一度上がった火の手はなかなか消えないかもしれない。

 6月8日付けの産経新聞の一面トップに、「与野党がそろい踏みでたばこ税の大幅増税に向けて動き出した」との記事が出ていた。2009年度に基礎年金の国庫負担率が現在の3分の1から2分の1に引き上げられることを受けて、2.3兆円の財源捻出が必要となる中、その有力な実現の手段として、たばこに白羽の矢が立った格好だ。総選挙を前に消費税率の引き上げを先送りできる話なので、与野党共に反対は出にくかろうし、「環境の福田」(?)も顔が立つ話だ。

 産経新聞の報道では、増税論議のきっかけは同紙の3月4日付け「正論」欄に日本財団の笹川陽平会長が寄稿した論文だという。その中で、笹川氏は「たばこ1箱の値段を平均1000円に値上げし、現在の消費量が維持されるならば、消費税4%に相当する9兆5000億円の税収増が見込まれる」との試算を紹介している。

 むろん値段が上がれば、消費量が減る可能性がある。だが、笹川氏いわく、仮に消費量が3分の1になっても3兆円の税収増が見込めるという。消費税を引き上げたい財務省からすれば、その手前においてフリーハンドで使える財源があるならば、それはそれで大歓迎だろう。また、社会保障費の伸びを抑制したい厚労族にとっては、文字通り「渡りに船」だろう。かくして時ならぬ与野党協調が、たばこ増税では実現するかもしれない。

英国では1箱なんと1297円
突出して安い日本のたばこ

 さて、たばこと言えば、喫煙者も最近はそうとう肩身の狭い思いをしている。私のオフィスは千代田区にあるが、ベランダに出ると、道を挟んだ向かい側のビル群のあちこちに、ベランダや外の階段で喫煙している人を多く見かける。たぶんオフィスの中は禁煙。そして、千代田区では路上喫煙は罰金の対象になる禁止行為だから、会社のベランダか外の階段しか喫煙の場所がないのだろう。ちょっと可哀想な気がする。

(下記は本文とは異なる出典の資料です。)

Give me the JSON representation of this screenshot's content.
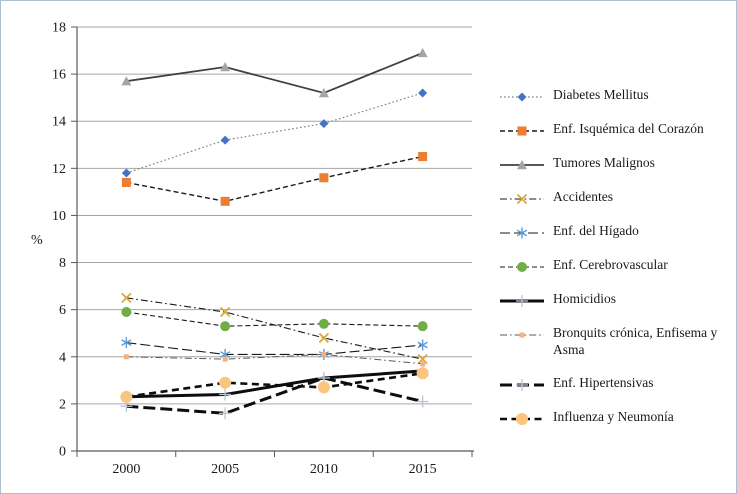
{
  "chart_data": {
    "type": "line",
    "title": "",
    "xlabel": "",
    "ylabel": "%",
    "ylim": [
      0,
      18
    ],
    "y_ticks": [
      0,
      2,
      4,
      6,
      8,
      10,
      12,
      14,
      16,
      18
    ],
    "x": [
      "2000",
      "2005",
      "2010",
      "2015"
    ],
    "grid": "horizontal",
    "legend_position": "right",
    "series": [
      {
        "name": "Diabetes Mellitus",
        "values": [
          11.8,
          13.2,
          13.9,
          15.2
        ],
        "marker": "diamond",
        "marker_color": "#4472C4",
        "marker_size": 4.5,
        "line_color": "#808080",
        "line_style": "dotted",
        "line_width": 1.2
      },
      {
        "name": "Enf. Isquémica del Corazón",
        "values": [
          11.4,
          10.6,
          11.6,
          12.5
        ],
        "marker": "square",
        "marker_color": "#ED7D31",
        "marker_size": 4.5,
        "line_color": "#1a1a1a",
        "line_style": "dashed",
        "line_width": 1.4
      },
      {
        "name": "Tumores Malignos",
        "values": [
          15.7,
          16.3,
          15.2,
          16.9
        ],
        "marker": "triangle",
        "marker_color": "#A5A5A5",
        "marker_size": 5,
        "line_color": "#404040",
        "line_style": "solid",
        "line_width": 1.8
      },
      {
        "name": "Accidentes",
        "values": [
          6.5,
          5.9,
          4.8,
          3.9
        ],
        "marker": "xmark",
        "marker_color": "#D9A93C",
        "marker_size": 4.5,
        "line_color": "#1a1a1a",
        "line_style": "dashdot",
        "line_width": 1.1
      },
      {
        "name": "Enf. del Hígado",
        "values": [
          4.6,
          4.1,
          4.1,
          4.5
        ],
        "marker": "asterisk",
        "marker_color": "#5B9BD5",
        "marker_size": 5.5,
        "line_color": "#1a1a1a",
        "line_style": "longdash",
        "line_width": 1.1
      },
      {
        "name": "Enf. Cerebrovascular",
        "values": [
          5.9,
          5.3,
          5.4,
          5.3
        ],
        "marker": "circle",
        "marker_color": "#70AD47",
        "marker_size": 5,
        "line_color": "#1a1a1a",
        "line_style": "dashed",
        "line_width": 1.1
      },
      {
        "name": "Homicidios",
        "values": [
          2.3,
          2.4,
          3.1,
          3.4
        ],
        "marker": "plus",
        "marker_color": "#b9c6d4",
        "marker_size": 6,
        "line_color": "#0d0d0d",
        "line_style": "solid",
        "line_width": 3
      },
      {
        "name": "Bronquits crónica, Enfisema y Asma",
        "values": [
          4.0,
          3.9,
          4.1,
          3.7
        ],
        "marker": "smallsquare",
        "marker_color": "#F4B183",
        "marker_size": 2.5,
        "line_color": "#595959",
        "line_style": "dashdot",
        "line_width": 1
      },
      {
        "name": "Enf. Hipertensivas",
        "values": [
          1.9,
          1.6,
          3.1,
          2.1
        ],
        "marker": "plus",
        "marker_color": "#b9c6d4",
        "marker_size": 6,
        "line_color": "#0d0d0d",
        "line_style": "thicklongdash",
        "line_width": 3
      },
      {
        "name": "Influenza y Neumonía",
        "values": [
          2.3,
          2.9,
          2.7,
          3.3
        ],
        "marker": "circle",
        "marker_color": "#FAC57D",
        "marker_size": 6,
        "line_color": "#0d0d0d",
        "line_style": "thickdash",
        "line_width": 2.6
      }
    ]
  }
}
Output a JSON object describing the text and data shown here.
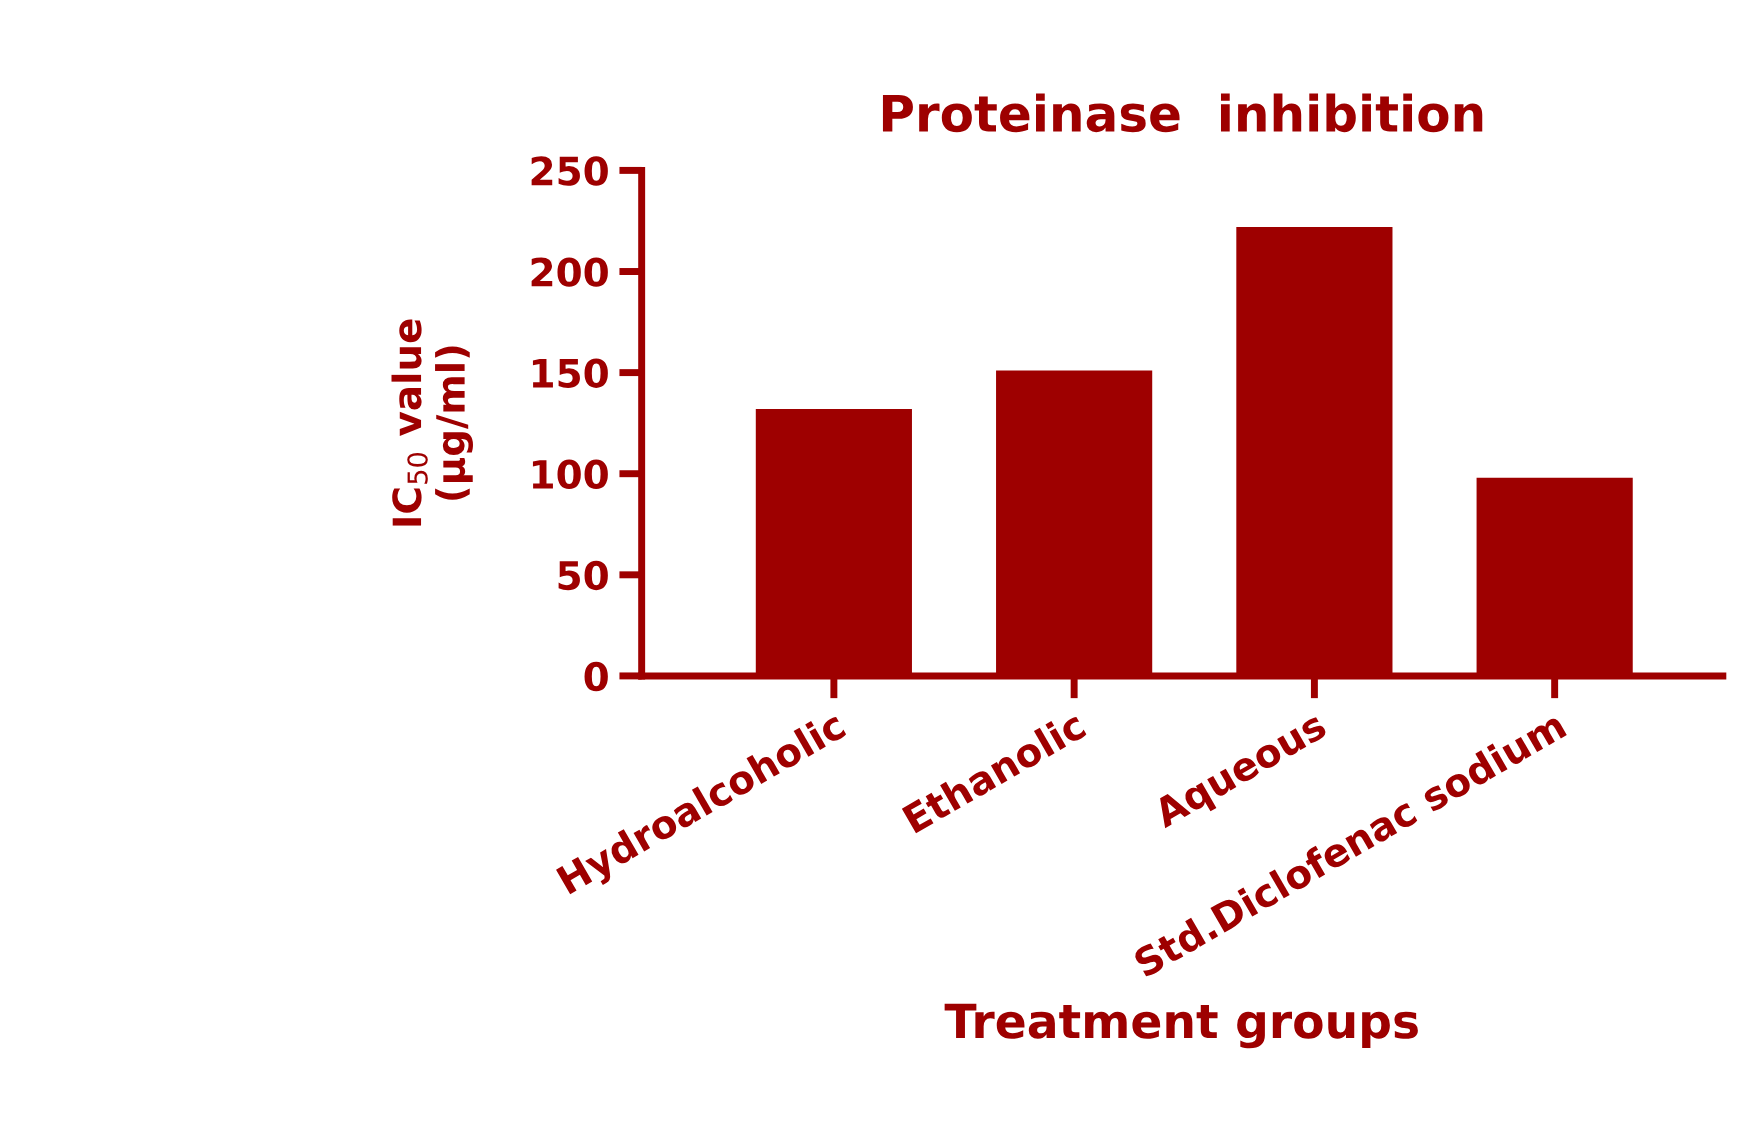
{
  "chart_data": {
    "type": "bar",
    "title": "Proteinase  inhibition",
    "xlabel": "Treatment groups",
    "ylabel": "IC$_{50}$ value\n(µg/ml)",
    "categories": [
      "Hydroalcoholic",
      "Ethanolic",
      "Aqueous",
      "Std.Diclofenac sodium"
    ],
    "values": [
      132,
      151,
      222,
      98
    ],
    "color": "#9e0000",
    "ylim": [
      0,
      250
    ],
    "yticks": [
      0,
      50,
      100,
      150,
      200,
      250
    ],
    "grid": false,
    "legend": false
  }
}
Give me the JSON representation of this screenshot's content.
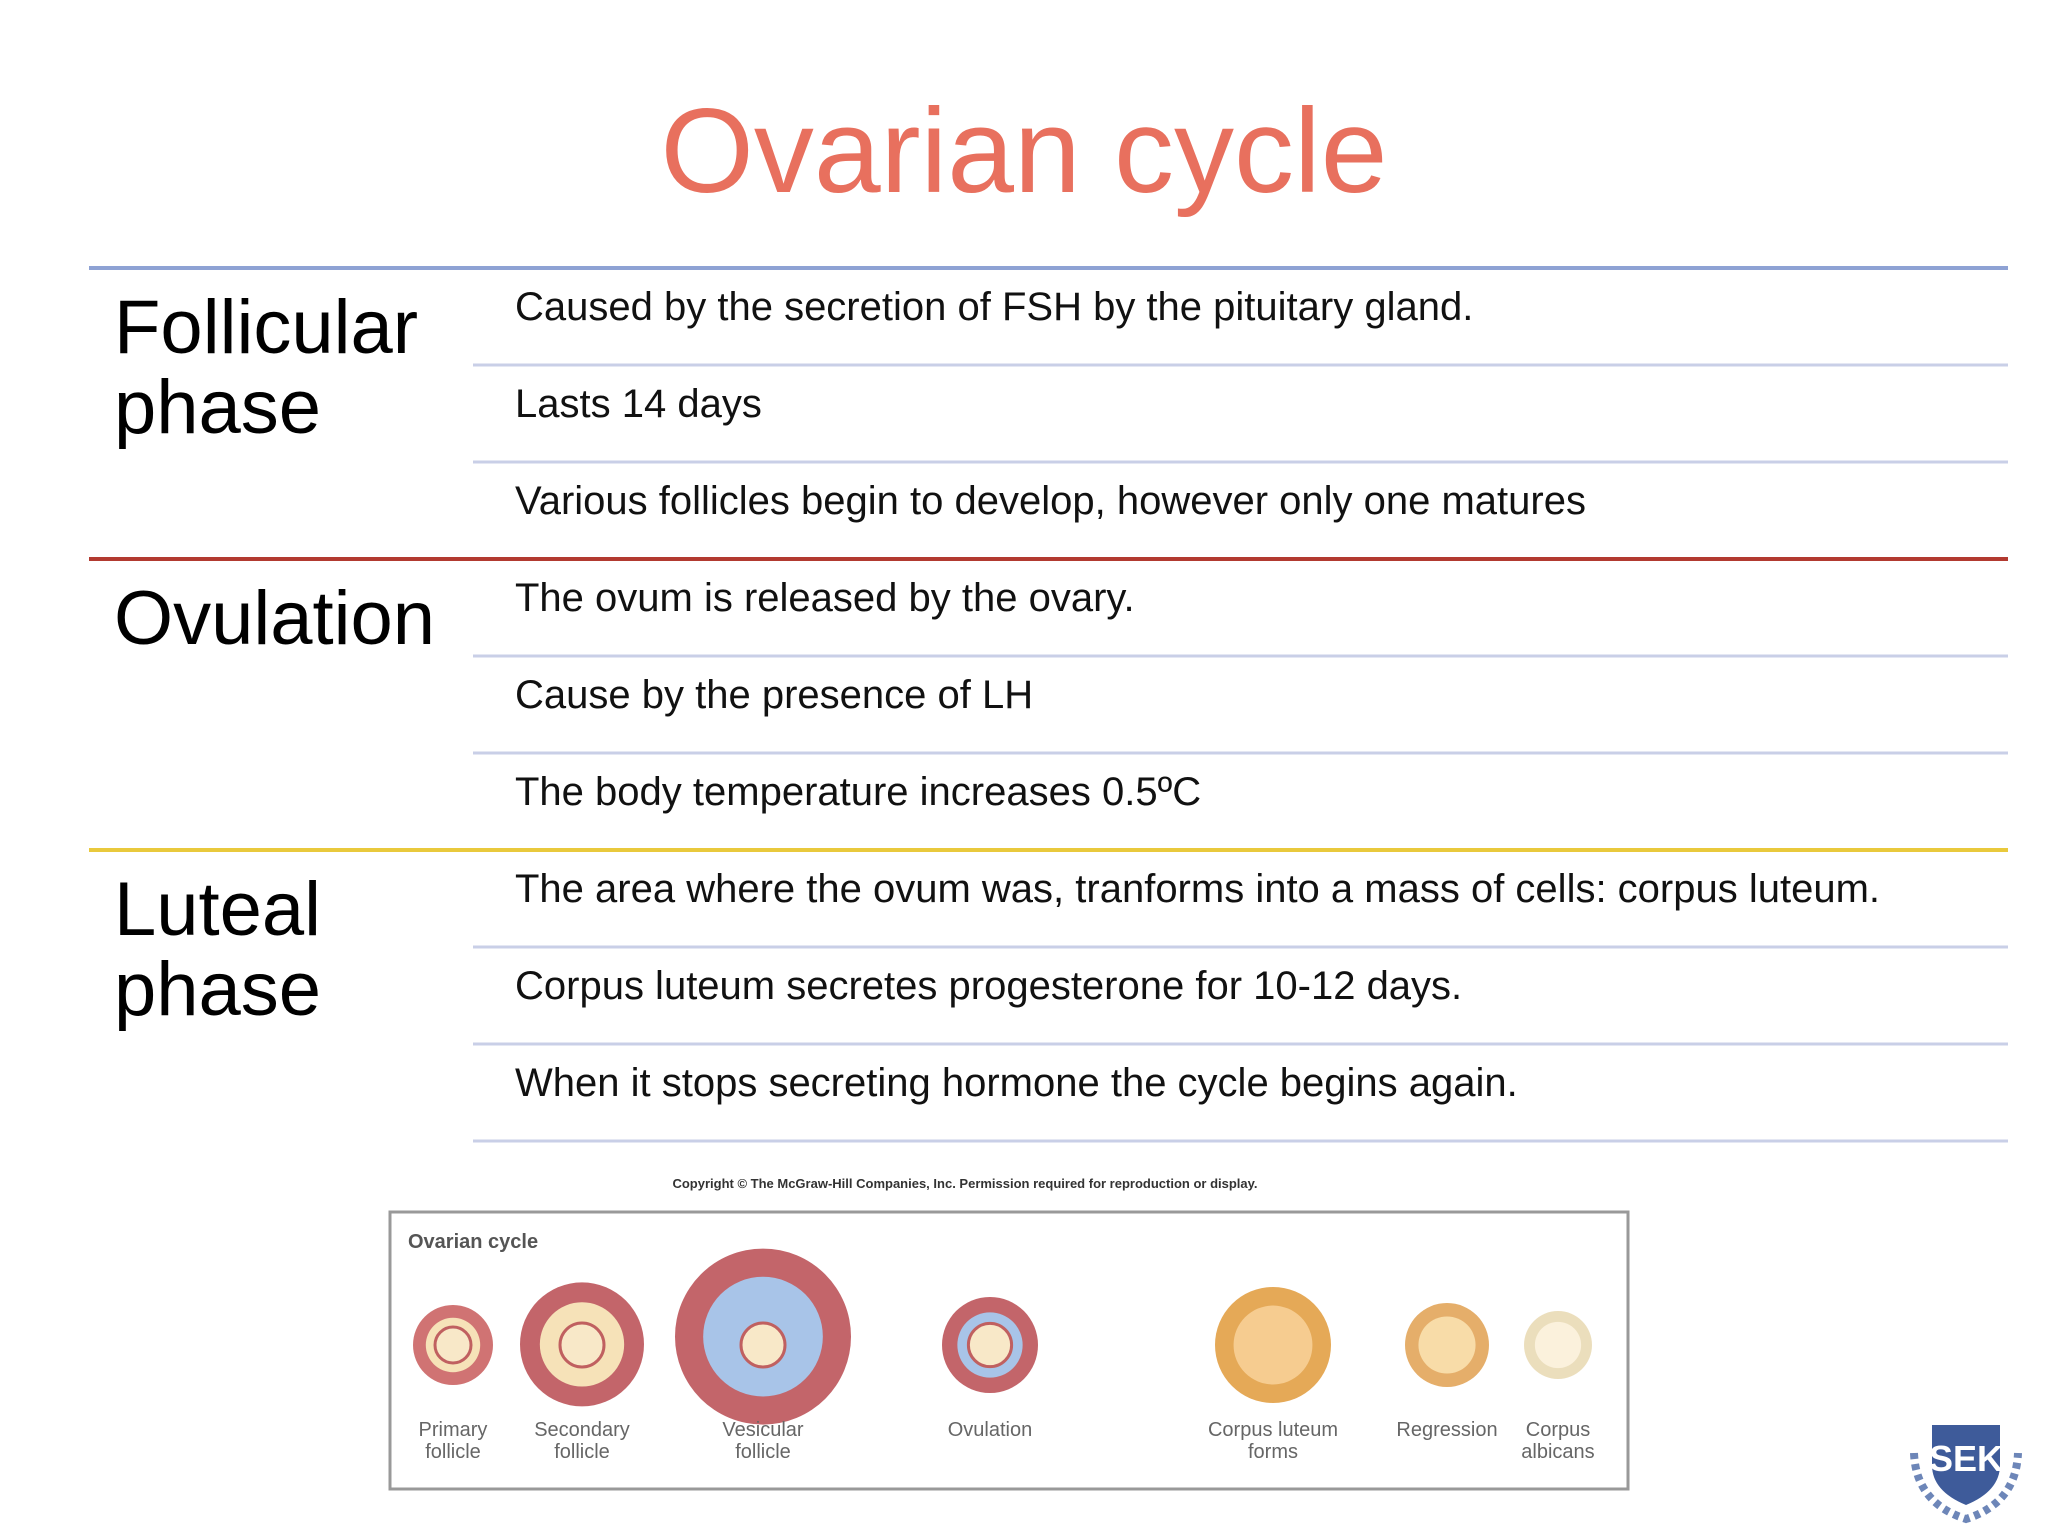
{
  "title": "Ovarian cycle",
  "phases": [
    {
      "label": [
        "Follicular",
        "phase"
      ],
      "items": [
        "Caused by the secretion of FSH by the pituitary gland.",
        "Lasts 14 days",
        "Various follicles begin to develop, however only one matures"
      ]
    },
    {
      "label": [
        "Ovulation"
      ],
      "items": [
        "The ovum is released by the ovary.",
        "Cause by the presence of LH",
        "The body temperature increases 0.5ºC"
      ]
    },
    {
      "label": [
        "Luteal",
        "phase"
      ],
      "items": [
        "The area where the ovum was, tranforms into a mass of cells: corpus luteum.",
        "Corpus luteum secretes progesterone for 10-12 days.",
        "When it stops secreting hormone the cycle begins again."
      ]
    }
  ],
  "figure": {
    "copyright": "Copyright © The McGraw-Hill Companies, Inc. Permission required for reproduction or display.",
    "title": "Ovarian cycle",
    "stages": [
      [
        "Primary",
        "follicle"
      ],
      [
        "Secondary",
        "follicle"
      ],
      [
        "Vesicular",
        "follicle"
      ],
      [
        "Ovulation"
      ],
      [
        "Corpus luteum",
        "forms"
      ],
      [
        "Regression"
      ],
      [
        "Corpus",
        "albicans"
      ]
    ]
  },
  "logo": "SEK"
}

 私は生まれてこの方50年間、スモーカーだった時期はないが(理由は子供の頃健康に神経質だったからにすぎない)、喫煙者たちにひどく厳しい「エコ原理主義者」のような人たちにはあまりいいイメージを持っていない。彼らは、自然には優しいのかも知れないが、何やら妙に人間に厳しいことが多い気がする。経済の理屈として環境にも正しい価格を付けるべきだと思うが、運動としての「エコ」には殆ど共感しない。